De acordo com reportagem do Guardian Environment publicada neste domingo (5), a transição envolveu a criação de pistas exclusivas para bicicletas, a redução drástica do tráfego motorizado e a devolução do espaço público aos cidadãos. O projeto consolida um novo modelo para capitais europeias e serve de reflexão para grandes cidades do Brasil — como São Paulo e Rio de Janeiro —, onde a dependência do transporte individual motorizado ainda é um desafio persistente para a expansão da mobilidade sustentável.
Como foi o processo de mudança na infraestrutura parisiense?
A transformação ganhou ritmo gradualmente. O desenvolvedor de TI Corentin Roudaut, que se mudou para a capital há dez anos, inicialmente sentia medo de pedalar devido ao trânsito caótico e à falta de proteção para os ciclistas. No entanto, quando as autoridades construíram uma ciclovia segregada na avenida Voltaire, localizada no 11º distrito, ele retomou o uso da bicicleta. Atualmente, atua como voluntário no grupo de campanha Paris en Selle e observa a consolidação de uma rede cicloviária contínua e segura em grande parte da área urbana.
O mandato da prefeita registrou números expressivos na reformulação do planejamento urbano. O projeto municipal executou as seguintes intervenções centrais:
- Plantio de 155 mil árvores em toda a metrópole;
- Construção de centenas de quilômetros de novas ciclovias;
- Pedestrianização de 300 ruas no entorno de escolas;
- Proibição da circulação de automóveis nas margens do rio Sena;
- Conversão de vagas de estacionamento em áreas verdes e terraços comerciais.
Quais foram os desafios políticos enfrentados pela administração?
Apesar dos avanços na segurança viária, a redução do espaço para automóveis gerou oposição direta de grupos de motoristas. Medidas como o aumento das tarifas de estacionamento para veículos utilitários esportivos e o fechamento de mais ruas escolares foram aprovadas em referendos marcados por baixa participação popular. Durante o recente período eleitoral, a candidata de direita Rachida Dati criticou as mudanças no espaço público, mas não chegou a propor a reversão total das políticas estruturais implementadas.
A prefeita descreveu o fechamento das margens do rio para os carros como uma batalha complexa, mas afirmou que a população não deseja retroceder após a implementação. “Hoje há gerações de crianças que não conheceram os carros por lá. As pessoas dizem ‘uau!’ quando você conta a elas”, destacou a gestora municipal em entrevista sobre seu legado administrativo.
Por que outras capitais europeias têm dificuldade em replicar o modelo?
Especialistas apontam que a configuração administrativa fechada da capital francesa facilitou a execução do plano, dando aos subúrbios menos poder de veto sobre o transporte central. A epidemiologista ambiental Audrey de Nazelle, do Imperial College London, ressalta que a coragem política é o principal elemento ausente em outras lideranças globais, que temem os custos eleitorais de contrariar os adeptos do transporte motorizado individual.
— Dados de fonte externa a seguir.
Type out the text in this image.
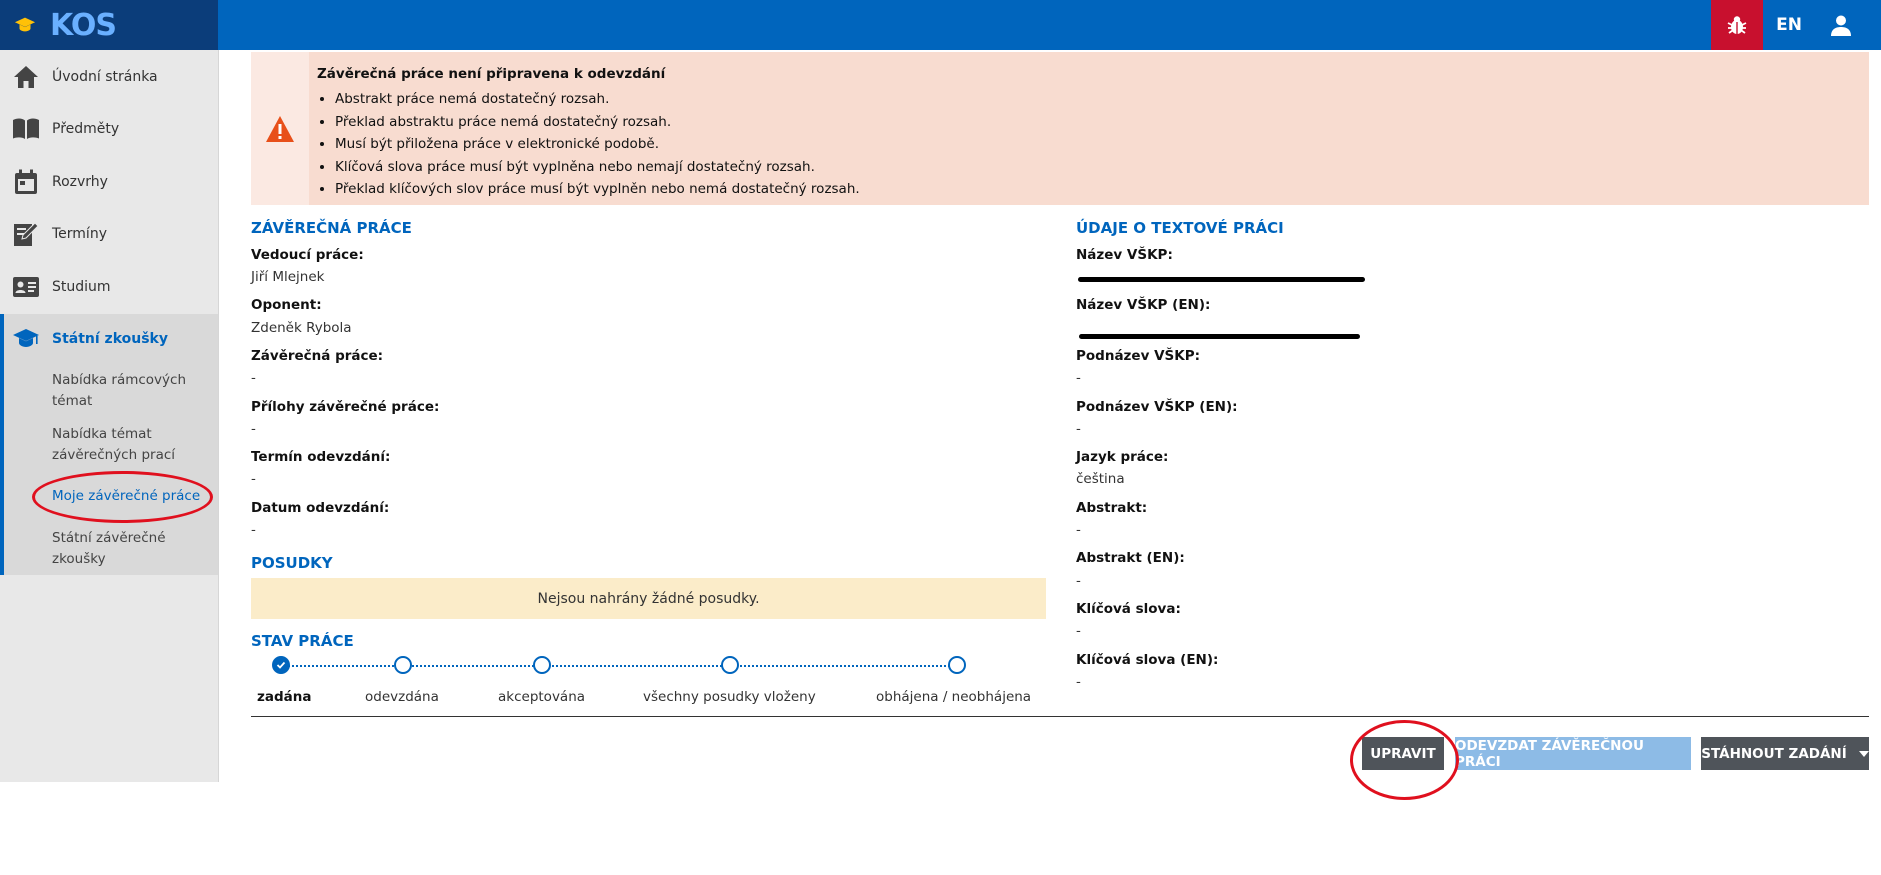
KOS	EN
Úvodní stránka
Předměty
Rozvrhy
Termíny
Studium
Státní zkoušky
Nabídka rámcových témat
Nabídka témat závěrečných prací
Moje závěrečné práce
Státní závěrečné zkoušky
Závěrečná práce není připravena k odevzdání
• Abstrakt práce nemá dostatečný rozsah.
• Překlad abstraktu práce nemá dostatečný rozsah.
• Musí být přiložena práce v elektronické podobě.
• Klíčová slova práce musí být vyplněna nebo nemají dostatečný rozsah.
• Překlad klíčových slov práce musí být vyplněn nebo nemá dostatečný rozsah.
ZÁVĚREČNÁ PRÁCE
Vedoucí práce:
Jiří Mlejnek
Oponent:
Zdeněk Rybola
Závěrečná práce:
-
Přílohy závěrečné práce:
-
Termín odevzdání:
-
Datum odevzdání:
-
POSUDKY
Nejsou nahrány žádné posudky.
STAV PRÁCE
zadána	odevzdána	akceptována	všechny posudky vloženy	obhájena / neobhájena
ÚDAJE O TEXTOVÉ PRÁCI
Název VŠKP:
Název VŠKP (EN):
Podnázev VŠKP:
-
Podnázev VŠKP (EN):
-
Jazyk práce:
čeština
Abstrakt:
-
Abstrakt (EN):
-
Klíčová slova:
-
Klíčová slova (EN):
-
UPRAVIT ODEVZDAT ZÁVĚREČNOU PRÁCI	STÁHNOUT ZADÁNÍ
Um relatório recente demonstrou que a metrópole está entre as 19 cidades globais que alcançaram reduções notáveis em poluentes atmosféricos tóxicos entre os anos de 2010 e 2024. Contudo, o pesquisador de transportes Giulio Mattioli pondera que o município apenas recuperou o atraso em relação a outras cidades europeias, partindo de um cenário inicial muito dependente de veículos automotores.
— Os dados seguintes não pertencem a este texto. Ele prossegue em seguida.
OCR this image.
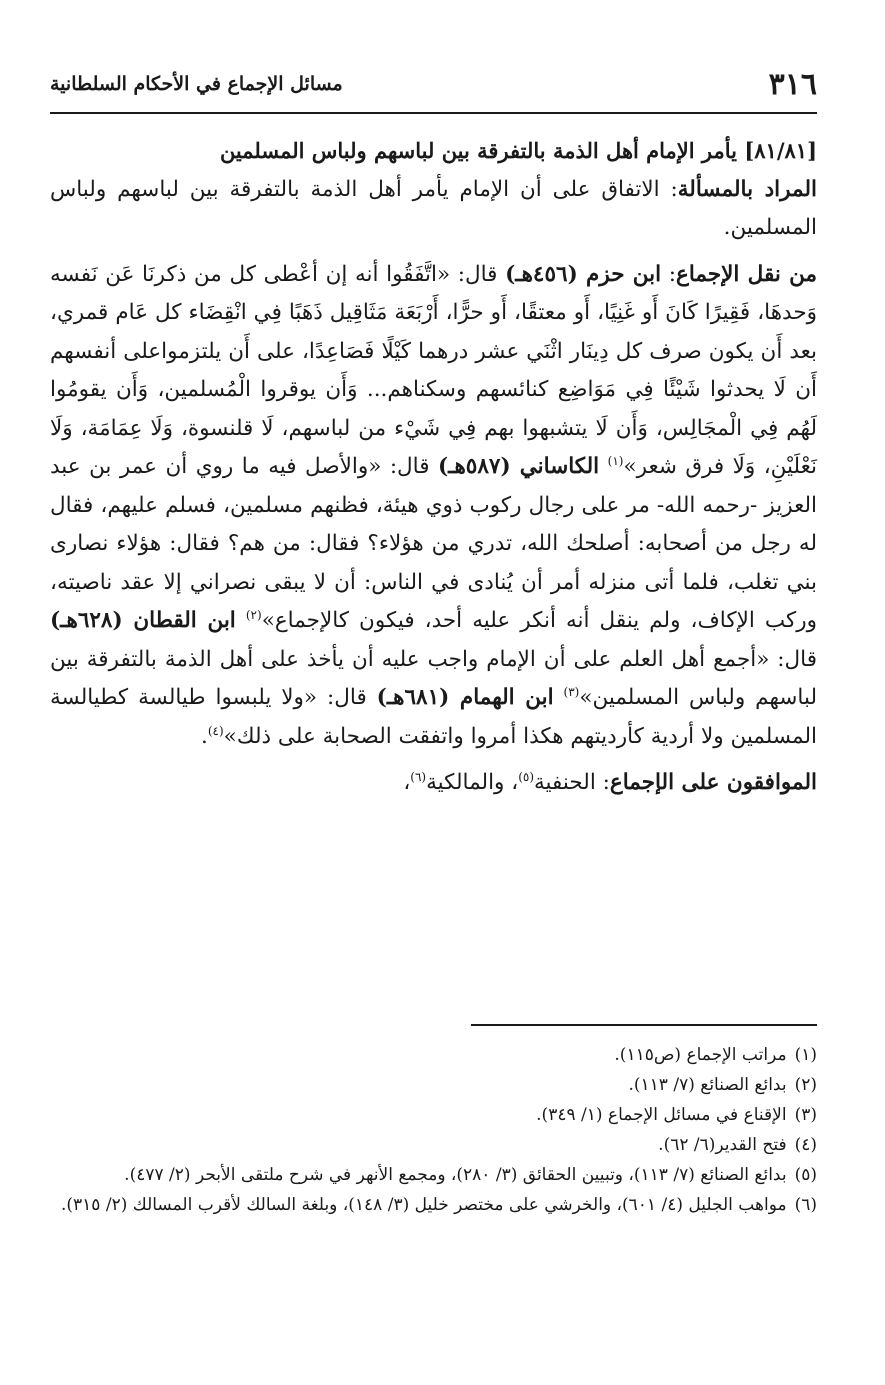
٣١٦
مسائل الإجماع في الأحكام السلطانية

[٨١/٨١] يأمر الإمام أهل الذمة بالتفرقة بين لباسهم ولباس المسلمين

المراد بالمسألة: الاتفاق على أن الإمام يأمر أهل الذمة بالتفرقة بين لباسهم ولباس المسلمين.

من نقل الإجماع: ابن حزم (٤٥٦هـ) قال: «اتَّفَقُوا أنه إن أعْطى كل من ذكرنَا عَن نَفسه وَحدهَا، فَقِيرًا كَانَ أَو غَنِيًا، أَو معتقًا، أَو حرًّا، أَرْبَعَة مَثَاقِيل ذَهَبًا فِي انْقِضَاء كل عَام قمري، بعد أَن يكون صرف كل دِينَار اثْنَي عشر درهما كَيْلًا فَصَاعِدًا، على أَن يلتزمواعلى أنفسهم أَن لَا يحدثوا شَيْئًا فِي مَوَاضِع كنائسهم وسكناهم... وَأَن يوقروا الْمُسلمين، وَأَن يقومُوا لَهُم فِي الْمجَالِس، وَأَن لَا يتشبهوا بهم فِي شَيْء من لباسهم، لَا قلنسوة، وَلَا عِمَامَة، وَلَا نَعْلَيْنِ، وَلَا فرق شعر»$^{(١)}$ الكاساني (٥٨٧هـ) قال: «والأصل فيه ما روي أن عمر بن عبد العزيز -رحمه الله- مر على رجال ركوب ذوي هيئة، فظنهم مسلمين، فسلم عليهم، فقال له رجل من أصحابه: أصلحك الله، تدري من هؤلاء؟ فقال: من هم؟ فقال: هؤلاء نصارى بني تغلب، فلما أتى منزله أمر أن يُنادى في الناس: أن لا يبقى نصراني إلا عقد ناصيته، وركب الإكاف، ولم ينقل أنه أنكر عليه أحد، فيكون كالإجماع»$^{(٢)}$ ابن القطان (٦٢٨هـ) قال: «أجمع أهل العلم على أن الإمام واجب عليه أن يأخذ على أهل الذمة بالتفرقة بين لباسهم ولباس المسلمين»$^{(٣)}$ ابن الهمام (٦٨١هـ) قال: «ولا يلبسوا طيالسة كطيالسة المسلمين ولا أردية كأرديتهم هكذا أمروا واتفقت الصحابة على ذلك»$^{(٤)}$.

الموافقون على الإجماع: الحنفية$^{(٥)}$، والمالكية$^{(٦)}$،

(١)
مراتب الإجماع (ص١١٥).
(٢)
بدائع الصنائع (٧/ ١١٣).
(٣)
الإقناع في مسائل الإجماع (١/ ٣٤٩).
(٤)
فتح القدير(٦/ ٦٢).
(٥)
بدائع الصنائع (٧/ ١١٣)، وتبيين الحقائق (٣/ ٢٨٠)، ومجمع الأنهر في شرح ملتقى الأبحر (٢/ ٤٧٧).
(٦)
مواهب الجليل (٤/ ٦٠١)، والخرشي على مختصر خليل (٣/ ١٤٨)، وبلغة السالك لأقرب المسالك (٢/ ٣١٥).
O que falta para consolidar a cidade pós-carro?
Embora a área central tenha adotado amplamente o conceito de cidade de 15 minutos, os extensos subúrbios continuam dominados pelo uso de automóveis e isolados por um anel viário de tráfego intenso. O acesso facilitado a serviços a curtas distâncias ainda esbarra na complexidade da região metropolitana como um todo.
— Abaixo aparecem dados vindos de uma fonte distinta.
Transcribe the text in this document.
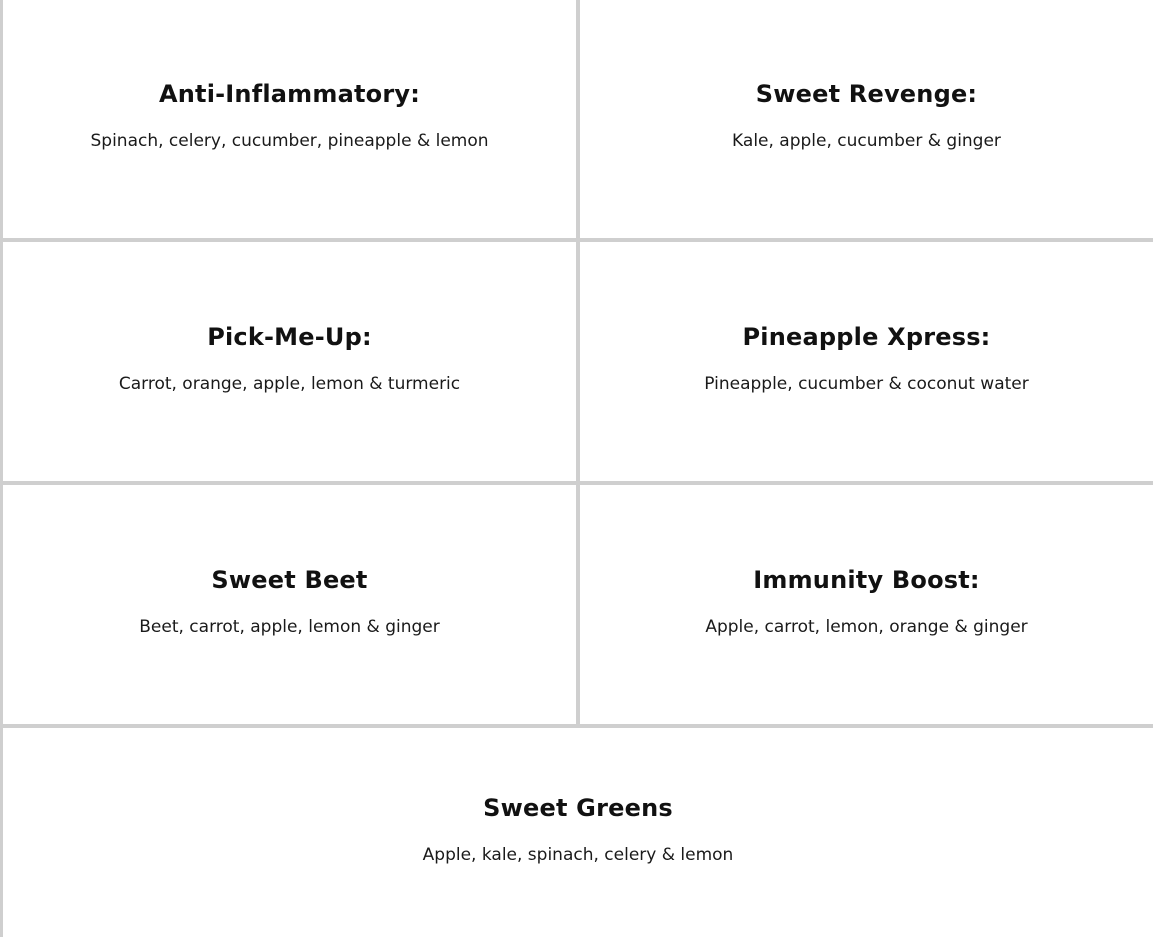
Anti-Inflammatory:

Spinach, celery, cucumber, pineapple & lemon

Sweet Revenge:

Kale, apple, cucumber & ginger

Pick-Me-Up:

Carrot, orange, apple, lemon & turmeric

Pineapple Xpress:

Pineapple, cucumber & coconut water

Sweet Beet

Beet, carrot, apple, lemon & ginger

Immunity Boost:

Apple, carrot, lemon, orange & ginger

Sweet Greens

Apple, kale, spinach, celery & lemon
Uma análise conduzida por Jean-Louis Missika, ex-vice-prefeito, para o instituto Terra Nova, concluiu que a transformação do Boulevard Périphérique é essencial. Enquanto essa rodovia de 35 quilômetros continuar cercando o núcleo urbano, a integração territorial permanecerá incompleta, dificultando a mobilidade sustentável para todos os habitantes da região da Grande Paris.